Storage-wise you are probably going to be fine. SQL Server will handle it.
What worries me is the load your server is going to take. If you are receiving transactions constantly, you would have some ~400 transactions per second today. Increase this by a factor of 20 and you are looking at ~8,000 transactions per second. That's not a small number considering you are doing reporting on the same data...
Btw, do I understand you correctly in that you are discarding the sensor data when you have processed it? So your total data set will be a "rolling" 1 billion rows? Or do you just append the data?
You could store the datetime stamps as integers. I believe datetime stamps use 8 bytes and integers only use 4 within SQL. You'd have to leave off the year, but since you are partitioning by month it might not be a problem.
So '12/25/2010 23:22:59' would get stored as 1225232259 -MMDDHHMMSS
Just a thought...
I need to create a database that saves sensor data that will be queried to generate reports later on (Display a graph and AVG/MAX/MIN values for a given timeframe).
The data points look like this:
CREATE TABLE [dbo].[Table_1](
[time] [datetime] NOT NULL,
[sensor] [int] NOT NULL,
[value] [decimal](18, 0) NULL
)
Data can be added in intervals ranging from seconds to minutes (depending on the sensor).

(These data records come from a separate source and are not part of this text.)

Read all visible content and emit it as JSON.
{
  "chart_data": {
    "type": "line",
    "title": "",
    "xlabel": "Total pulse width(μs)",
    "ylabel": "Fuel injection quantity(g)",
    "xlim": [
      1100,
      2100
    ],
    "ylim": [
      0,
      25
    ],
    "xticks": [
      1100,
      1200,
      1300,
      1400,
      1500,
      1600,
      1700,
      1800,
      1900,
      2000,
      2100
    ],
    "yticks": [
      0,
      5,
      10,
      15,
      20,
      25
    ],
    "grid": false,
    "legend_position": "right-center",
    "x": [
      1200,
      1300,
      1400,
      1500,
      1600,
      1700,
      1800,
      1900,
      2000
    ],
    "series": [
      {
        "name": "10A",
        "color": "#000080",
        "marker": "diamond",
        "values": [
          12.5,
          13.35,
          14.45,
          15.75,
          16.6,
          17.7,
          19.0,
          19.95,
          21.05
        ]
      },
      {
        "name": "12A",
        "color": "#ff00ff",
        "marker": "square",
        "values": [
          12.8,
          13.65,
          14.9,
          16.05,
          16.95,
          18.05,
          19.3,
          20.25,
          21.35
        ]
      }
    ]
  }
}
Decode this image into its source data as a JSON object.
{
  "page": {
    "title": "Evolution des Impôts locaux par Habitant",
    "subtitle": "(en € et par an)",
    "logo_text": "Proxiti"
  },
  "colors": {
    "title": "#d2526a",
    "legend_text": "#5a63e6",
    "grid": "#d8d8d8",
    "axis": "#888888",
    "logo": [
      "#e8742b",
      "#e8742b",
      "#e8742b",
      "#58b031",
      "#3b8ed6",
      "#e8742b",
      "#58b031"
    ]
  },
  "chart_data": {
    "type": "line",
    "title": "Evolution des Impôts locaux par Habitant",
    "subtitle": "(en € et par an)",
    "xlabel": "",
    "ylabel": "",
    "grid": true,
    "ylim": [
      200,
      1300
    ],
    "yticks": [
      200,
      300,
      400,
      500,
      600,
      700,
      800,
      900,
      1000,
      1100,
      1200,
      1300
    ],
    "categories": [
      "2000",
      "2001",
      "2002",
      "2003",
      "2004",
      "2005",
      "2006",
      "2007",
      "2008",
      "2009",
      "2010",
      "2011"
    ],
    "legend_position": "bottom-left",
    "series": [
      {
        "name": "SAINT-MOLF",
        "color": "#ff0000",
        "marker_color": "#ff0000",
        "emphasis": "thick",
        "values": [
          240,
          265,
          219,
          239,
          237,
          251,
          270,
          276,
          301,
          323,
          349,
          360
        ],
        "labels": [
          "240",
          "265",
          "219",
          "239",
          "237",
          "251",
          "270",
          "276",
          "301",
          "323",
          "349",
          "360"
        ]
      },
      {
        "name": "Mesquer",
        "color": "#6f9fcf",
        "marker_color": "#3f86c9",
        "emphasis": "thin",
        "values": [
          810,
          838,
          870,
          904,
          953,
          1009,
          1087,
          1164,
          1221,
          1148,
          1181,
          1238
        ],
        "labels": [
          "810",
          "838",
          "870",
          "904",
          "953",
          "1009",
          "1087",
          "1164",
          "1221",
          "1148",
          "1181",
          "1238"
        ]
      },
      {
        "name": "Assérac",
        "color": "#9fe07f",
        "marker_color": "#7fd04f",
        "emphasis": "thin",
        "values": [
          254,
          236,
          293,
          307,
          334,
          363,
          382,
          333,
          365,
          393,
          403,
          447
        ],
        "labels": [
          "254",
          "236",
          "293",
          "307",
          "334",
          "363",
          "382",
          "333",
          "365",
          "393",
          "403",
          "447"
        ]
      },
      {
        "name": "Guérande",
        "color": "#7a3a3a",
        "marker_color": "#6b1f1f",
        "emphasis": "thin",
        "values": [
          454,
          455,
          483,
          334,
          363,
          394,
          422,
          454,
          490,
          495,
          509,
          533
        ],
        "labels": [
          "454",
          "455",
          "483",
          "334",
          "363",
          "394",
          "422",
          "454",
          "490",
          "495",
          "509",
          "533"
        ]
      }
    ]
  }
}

Should I worry about my Database growing too big when several years of data accumulate (The DB will run on a MS SQL Server 2008 workgroup edition)?
There are specialized historian databases, such as OSISoft's PI Historian that handle this type of data a lot better than a relational database. With PI you can configure a compression deviation for each data point, such that the data will not be archived unless it changes by at least that compression deviation. When you query for the historical data for a given point, you can ask PI to do interpolation of what the value would have been at the specified time even though your time period is between the archived values.
It's capable of a whole lot more, but you will have to explore that on your own because I don't intend on becoming an OSISoft salesman. However, this is definitely the way you want to go for storing large quantities of sensor data.
It all depends what resources and effort you want to expend on it. At 1 row per second that table would still be less than 0.5GB per sensor per year, which is very small. If you have thousands of sensors then you might want to consider whether to create summary tables to help with the reporting and analysis of the data.
Sensor data like this is often very repetetive. There are more convenient ways to store repeated values - for example by storing one row with a range of times rather than multiple rows with different times.
There are many software packages that can help with storing and managing this kind of time series data. There is also a significant body of research and literature on the subject, which might help you. If you aren't already familiar with it then Google for terms like "Process Historian", "Complex Event Processing" and "SCADA".
It depends on how you're going to use the data, what indexes you add in addition, how many sensors, etc.
That table, as shown, could store 150 million rows (~ 1 sensor x 1 recording per second x 5 years) in ~6GB of space (assuming a heap). The file size limit is 16 terabytes, and I'm not aware of any restrictions on this for Workgroup edition.
If you are worried about the database to grow too big then I would suggest you can have a Archive_Table with the same structure and archive data for an interval like once a month or 6 months(entirely based on the volume of data).
So, this would allow you to have a check on the number of records in your Table. And, of course the archive tables would be available for report generation when you need it.